Per spiegare il concetto va fatto un piccolo passo indietro: ai suoi albori la computer grafica nell’animazione tradizionale veniva impiegata per animare principalmente gli sfondi, l’ambiente circostante; il primo e più chiaro esempio è quello di Basil l’Investigatopo del 1986, nella sequenza degli ingranaggi del Big Ben.
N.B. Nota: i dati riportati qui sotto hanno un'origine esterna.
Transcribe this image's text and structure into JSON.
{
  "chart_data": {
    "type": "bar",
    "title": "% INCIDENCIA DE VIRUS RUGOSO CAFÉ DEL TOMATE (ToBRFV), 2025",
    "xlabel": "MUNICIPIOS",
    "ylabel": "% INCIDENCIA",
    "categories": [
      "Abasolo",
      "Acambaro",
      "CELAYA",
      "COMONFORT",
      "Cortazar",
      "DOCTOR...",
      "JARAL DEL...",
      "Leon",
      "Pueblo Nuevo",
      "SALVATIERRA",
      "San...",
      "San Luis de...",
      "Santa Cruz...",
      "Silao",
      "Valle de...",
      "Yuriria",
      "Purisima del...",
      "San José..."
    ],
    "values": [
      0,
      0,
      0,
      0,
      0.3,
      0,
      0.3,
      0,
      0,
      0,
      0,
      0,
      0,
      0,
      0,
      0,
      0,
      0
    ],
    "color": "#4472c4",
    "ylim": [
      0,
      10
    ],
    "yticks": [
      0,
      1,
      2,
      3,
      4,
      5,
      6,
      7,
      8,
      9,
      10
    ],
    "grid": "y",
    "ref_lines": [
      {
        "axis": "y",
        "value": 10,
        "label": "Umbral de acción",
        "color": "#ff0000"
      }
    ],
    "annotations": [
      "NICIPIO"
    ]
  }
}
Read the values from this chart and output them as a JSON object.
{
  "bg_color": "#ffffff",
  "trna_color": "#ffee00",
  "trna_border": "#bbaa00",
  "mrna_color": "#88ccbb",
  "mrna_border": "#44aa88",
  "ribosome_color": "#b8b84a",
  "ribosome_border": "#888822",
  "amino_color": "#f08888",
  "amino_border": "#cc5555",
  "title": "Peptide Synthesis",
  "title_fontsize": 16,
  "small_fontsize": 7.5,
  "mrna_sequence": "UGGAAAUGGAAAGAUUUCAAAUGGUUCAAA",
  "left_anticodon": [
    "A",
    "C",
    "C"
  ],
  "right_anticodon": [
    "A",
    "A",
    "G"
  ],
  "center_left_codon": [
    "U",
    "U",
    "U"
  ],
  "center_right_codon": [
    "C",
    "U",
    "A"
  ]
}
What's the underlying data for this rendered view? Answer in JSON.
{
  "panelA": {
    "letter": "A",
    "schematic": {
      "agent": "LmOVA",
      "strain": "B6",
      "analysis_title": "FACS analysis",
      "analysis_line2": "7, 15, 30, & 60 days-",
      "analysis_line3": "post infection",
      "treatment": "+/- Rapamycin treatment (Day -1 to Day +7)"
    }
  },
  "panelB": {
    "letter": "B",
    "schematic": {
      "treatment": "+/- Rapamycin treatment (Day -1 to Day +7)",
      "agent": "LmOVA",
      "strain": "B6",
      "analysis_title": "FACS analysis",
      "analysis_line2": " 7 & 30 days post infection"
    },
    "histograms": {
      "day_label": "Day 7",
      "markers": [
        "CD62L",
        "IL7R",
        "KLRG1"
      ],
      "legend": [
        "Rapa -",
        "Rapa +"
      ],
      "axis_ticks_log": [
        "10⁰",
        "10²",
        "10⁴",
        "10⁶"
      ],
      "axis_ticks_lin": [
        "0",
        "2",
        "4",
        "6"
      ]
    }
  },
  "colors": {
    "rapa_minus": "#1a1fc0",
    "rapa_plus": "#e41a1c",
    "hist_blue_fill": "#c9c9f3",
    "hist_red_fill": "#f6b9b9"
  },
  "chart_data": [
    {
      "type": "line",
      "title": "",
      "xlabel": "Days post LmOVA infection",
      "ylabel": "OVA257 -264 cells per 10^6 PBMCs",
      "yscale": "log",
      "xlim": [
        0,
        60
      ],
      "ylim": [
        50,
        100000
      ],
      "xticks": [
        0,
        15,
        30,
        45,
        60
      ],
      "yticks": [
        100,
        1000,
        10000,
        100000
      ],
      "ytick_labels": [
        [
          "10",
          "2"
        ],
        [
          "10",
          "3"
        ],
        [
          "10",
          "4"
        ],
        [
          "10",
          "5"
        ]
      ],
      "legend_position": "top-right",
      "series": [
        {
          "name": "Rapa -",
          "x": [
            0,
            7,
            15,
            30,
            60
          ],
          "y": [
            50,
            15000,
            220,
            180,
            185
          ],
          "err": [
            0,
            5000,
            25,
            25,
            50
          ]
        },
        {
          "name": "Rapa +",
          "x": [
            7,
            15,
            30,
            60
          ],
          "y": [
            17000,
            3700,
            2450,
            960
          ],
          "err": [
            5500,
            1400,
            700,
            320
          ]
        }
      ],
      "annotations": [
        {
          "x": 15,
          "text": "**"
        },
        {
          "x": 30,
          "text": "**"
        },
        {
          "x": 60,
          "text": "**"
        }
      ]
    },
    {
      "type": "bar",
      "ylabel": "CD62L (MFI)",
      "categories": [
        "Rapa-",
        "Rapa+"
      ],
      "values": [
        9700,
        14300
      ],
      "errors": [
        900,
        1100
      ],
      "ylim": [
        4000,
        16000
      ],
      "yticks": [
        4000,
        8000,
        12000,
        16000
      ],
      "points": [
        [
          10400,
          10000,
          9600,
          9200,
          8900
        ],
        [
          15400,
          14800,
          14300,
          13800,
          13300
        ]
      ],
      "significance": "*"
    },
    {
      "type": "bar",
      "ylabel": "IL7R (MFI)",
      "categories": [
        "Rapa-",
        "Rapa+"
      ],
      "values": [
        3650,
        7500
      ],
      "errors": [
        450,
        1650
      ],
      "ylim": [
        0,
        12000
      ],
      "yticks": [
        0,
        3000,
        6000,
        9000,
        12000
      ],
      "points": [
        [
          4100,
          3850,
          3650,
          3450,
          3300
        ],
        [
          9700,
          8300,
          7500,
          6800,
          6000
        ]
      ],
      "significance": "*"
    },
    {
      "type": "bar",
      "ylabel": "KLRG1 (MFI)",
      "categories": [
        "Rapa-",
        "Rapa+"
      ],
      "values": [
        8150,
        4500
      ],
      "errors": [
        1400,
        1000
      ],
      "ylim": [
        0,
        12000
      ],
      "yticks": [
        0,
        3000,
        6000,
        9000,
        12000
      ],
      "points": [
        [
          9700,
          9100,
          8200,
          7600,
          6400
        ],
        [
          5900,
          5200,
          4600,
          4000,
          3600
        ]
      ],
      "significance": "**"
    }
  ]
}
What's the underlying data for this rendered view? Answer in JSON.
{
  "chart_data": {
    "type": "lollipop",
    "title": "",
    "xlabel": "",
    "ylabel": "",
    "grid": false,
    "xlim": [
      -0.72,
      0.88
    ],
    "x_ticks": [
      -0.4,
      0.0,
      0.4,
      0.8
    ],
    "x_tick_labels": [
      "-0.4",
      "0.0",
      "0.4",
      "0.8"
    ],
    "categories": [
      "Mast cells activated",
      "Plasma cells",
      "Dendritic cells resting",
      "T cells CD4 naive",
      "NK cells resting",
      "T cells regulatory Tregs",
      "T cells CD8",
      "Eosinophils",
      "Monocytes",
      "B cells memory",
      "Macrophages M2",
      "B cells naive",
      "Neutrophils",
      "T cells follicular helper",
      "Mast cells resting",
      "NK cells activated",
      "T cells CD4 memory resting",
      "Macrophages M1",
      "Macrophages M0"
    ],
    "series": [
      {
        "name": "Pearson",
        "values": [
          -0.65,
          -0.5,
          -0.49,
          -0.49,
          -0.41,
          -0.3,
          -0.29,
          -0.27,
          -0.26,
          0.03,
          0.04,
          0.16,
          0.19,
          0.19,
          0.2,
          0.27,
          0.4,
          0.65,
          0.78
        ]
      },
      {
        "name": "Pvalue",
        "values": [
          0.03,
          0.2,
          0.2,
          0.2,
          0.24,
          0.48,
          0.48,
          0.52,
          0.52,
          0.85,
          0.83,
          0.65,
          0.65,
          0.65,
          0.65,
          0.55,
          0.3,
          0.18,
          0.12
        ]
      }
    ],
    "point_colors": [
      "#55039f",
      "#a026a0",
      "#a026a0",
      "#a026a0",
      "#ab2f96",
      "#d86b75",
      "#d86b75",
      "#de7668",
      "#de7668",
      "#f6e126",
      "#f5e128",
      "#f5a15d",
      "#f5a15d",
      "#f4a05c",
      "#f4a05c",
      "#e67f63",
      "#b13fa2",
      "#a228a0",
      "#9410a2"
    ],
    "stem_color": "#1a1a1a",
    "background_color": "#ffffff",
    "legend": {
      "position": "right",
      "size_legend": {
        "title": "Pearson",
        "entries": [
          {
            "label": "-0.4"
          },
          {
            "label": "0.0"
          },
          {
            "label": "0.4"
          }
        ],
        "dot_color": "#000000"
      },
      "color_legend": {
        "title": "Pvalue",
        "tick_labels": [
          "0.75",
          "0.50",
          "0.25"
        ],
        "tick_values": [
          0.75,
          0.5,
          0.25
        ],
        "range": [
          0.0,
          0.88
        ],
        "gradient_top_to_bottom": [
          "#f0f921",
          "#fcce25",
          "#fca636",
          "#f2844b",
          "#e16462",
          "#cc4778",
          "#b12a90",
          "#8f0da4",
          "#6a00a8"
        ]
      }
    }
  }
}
Così è stato a venire per tutti gli anni novanta (si veda anche la famosa scena di ballo de La Bella e la Bestia) con una CG in linea di massima quasi mai troppo “invasiva” durante questo periodo, fino a quando con l’inizio del nuovo secolo gli americani non hanno calcato troppo la mano; in questo caso l’esempio in negativo è il Sinbad della Dreamworks (2003), un (brutto) film nel quale dei personaggi ancora in 2D convivono in un ambiente ormai interamente tridimensionale, rendendo tutto poco omogeneo e decretando la fine di quel tipo di animazione ibrida.
Quindi personaggi in animazione tradizionale, sfondi in CGI, dove si piazza Ronja in tutto questo? Semplice, Ronja è l’esatto opposto, personaggi in 3D (cel-shading) che si muovono in splendidi fondali disegnati, e questo cambia tutto. Se infatti nell’odierna animazione occidentale la regia è di tipo “cinematografico”, presa poi ad esempio anche da alcuni registi giapponesi (Shinji Aramaki in primis, talvolta Oshii e Otomo), in Sanzoku no musume Ronja la regia rimane tipicamente giapponese, statica, classica.
La forza di questa serie sta tutta qui, è innovativa quanto tradizionale, è realizzata in CGI ma vederla è esattamente come vedere un meisaku, un buon meisaku del XXI secolo, grazie anche ai personaggi ben realizzati e al sempre ottimo design di Katsuya Kondō, che al passaggio alla CGI non perde il suo inconfondibile stile, eppur sempre fresco e mai banale. Il risultato è armonioso, i personaggi sono vivi e vivono in questi bellissimi luoghi, luoghi che si imprimono nella nostra mente creando un affresco fantasioso quanto credibile, reale, divenendo a noi familiari in una manciata di episodi, dal castello al masso sul lago sul quale ama sdraiarsi Ronja, dalle cascate alla caverna dell'orso. Nulla da eccepire neanche sul discreto accompagnamento musicale ad opera di Satoshi Takebe, fedele a Gorō Miyazaki così come la cantante della opening (Haru no sakebi, “Grido della primavera”) Aoi Teshima, già ascoltata nei due precedenti film del regista.

 

Gorō Miyazaki ci dona un’opera animata dal gusto nostalgico nei contenuti quanto proiettata al futuro nei mezzi, e probabilmente nessuno al di fuori di lui poteva riuscirci. Sanzoku no musume Ronja dimostra che produzioni di questo tipo hanno ancora motivo di esistere sul percorso dell’innovazione della tradizione, restituendo per un paio di stagioni gli anime al suo naturale pubblico di riferimento, e a chi quel pubblico lo è stato, i quali non possono far altro che apprezzare.